Okay, I’m actually really excited about this one. I got this idea from a former coworker who rents out property with her husband, and they’ve been building their real estate passive income for a while. If you’re trying to buy a house, I beg you don’t ignore this opportunity.
Let me hook you with this pitch: earn rental income on a million-dollar property by only putting down $35,000.
Want to know how?
First: Getting an FHA Loan to Buy a House
The Federal Housing Administration (FHA) is a government agency whose purpose to help Americans buy homes. It’s based on the belief of the classic American dream where everyone can own their own home (AKA borrow it from the bank).
Unlike a normal housing loan, where you put down 20% of the price of the house (or lower with some insurance) and take out a loan for the rest, the FHA is a special kind of loan where all you need down is 3.5% down if your credit score is above 580.
That means if a property is worth $1,000,000, you can merely put down $35,000 (and 10k of that can come as a penalty-free withdrawal from your Roth IRA). You’d have a decent mortgage to pay for as well, but you technically could still do this.
The catch? This has to be your primary residence. You can’t get a loan for somewhere you never plan to live. You have 60 days to title the property in your name and move into it as your primary residence. But you’re looking to buy a house anyway, this part shouldn’t matter to you.
“But if I’m living there, how do I make rental income? Am I renting out a room?”
Nope, even better. You’ll buy a house that’s multiunit.
Second: Picking the Right Property
The FHA loan restricts you from using it for investment property or anything NOT your primary residence. But that doesn’t mean you have to be living in all of the property.
You can buy a house that’s either a multifamily unit (e.g. a block of condos) or even a mixed-use residential and commercial space (e.g. a storefront with an apartment up above).
Buy a House? No, Buy a Multifamily Unit
You can get a property with up to four separate living units. As long as you’re living in one, you can rent out the other three. A property with more than four units counts as commercial property and would not qualify for an FHA loan.

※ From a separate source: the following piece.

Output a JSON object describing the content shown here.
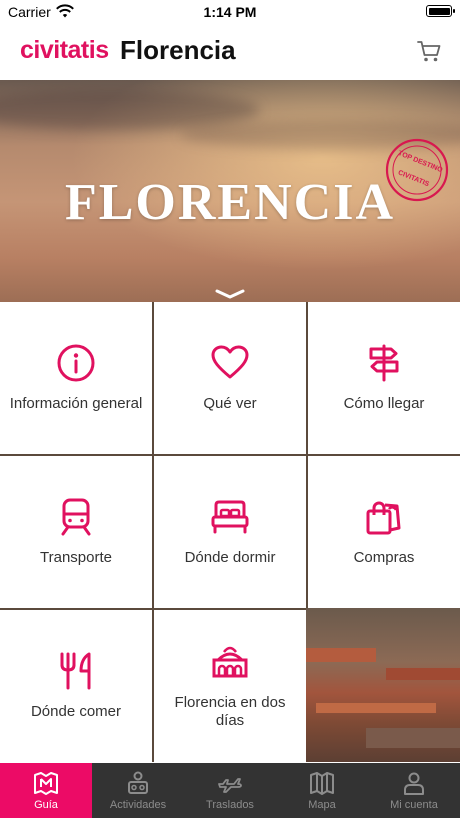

The simplest route to find is a duplex. But get creative if you can and get a multi-unit. These tend to be older buildings since most newer multi-unit homes are horrendously monotonous corporate construction projects.
You can also use an FHA to build a new house, which is called a construction-to-permanent loan.
You can’t buy a commercially zoned property with an FHA loan. You can get mixed-use property as long as a majority of the square footage is residential.
E.g. you buy or build a property with a storefront at street level and apartments all above.
The next-level gangster move is to do both: get a mixed-use residential/commercial space with multiple residential units.
This is what I’m talking about. Look at this bad boy. A storefront at the bottom, three apartment units above. Get one of these, live on one floor, and rent out the others—all with a 3.5% cash down.
Why Everyone Doesn’t Just Buying Houses This Way?
To get a good property, there’s a chance it could be too expensive for an FHA loan. There are upper limits on the loans which depend on where you live.
I’m also not a lawyer, so some of this may be wrong. #notlegaladvice
Why doesn’t everyone do this? First, not everyone knows about FHA loans. Second, not everyone wants to be landlords. And third, finding a place worth living in and renting out and finding a commercial tenant (if you’re going for a gangster move) is pretty dang hard. And if you have kids, your fourth obstacle is school district limitations.
I’ve seen property out there that fits the bill, but you need a weird combination of commitment and flexibility. You need to mentally commit to being a landlord ahead of time, as well as the flexibility be willing to look in different neighborhoods or even cities to find the right balance of good property price with high rental demand. So it takes time. Most people trying to get a house don’t want to wait patiently for six months until the right one comes up. If you can afford to, you’re golden.
This idea is honestly so valuable. If you’re looking to buy or build a house, and you’re not super tied down to a timeline, please consider doing this. You could be paying off your mortgage at no cost to you while building equity in a deflationary asset class. There are some complications which is why not everyone does it. If you’re interested, start looking around on Crexi, Loopnet, and Zillow and see what you find.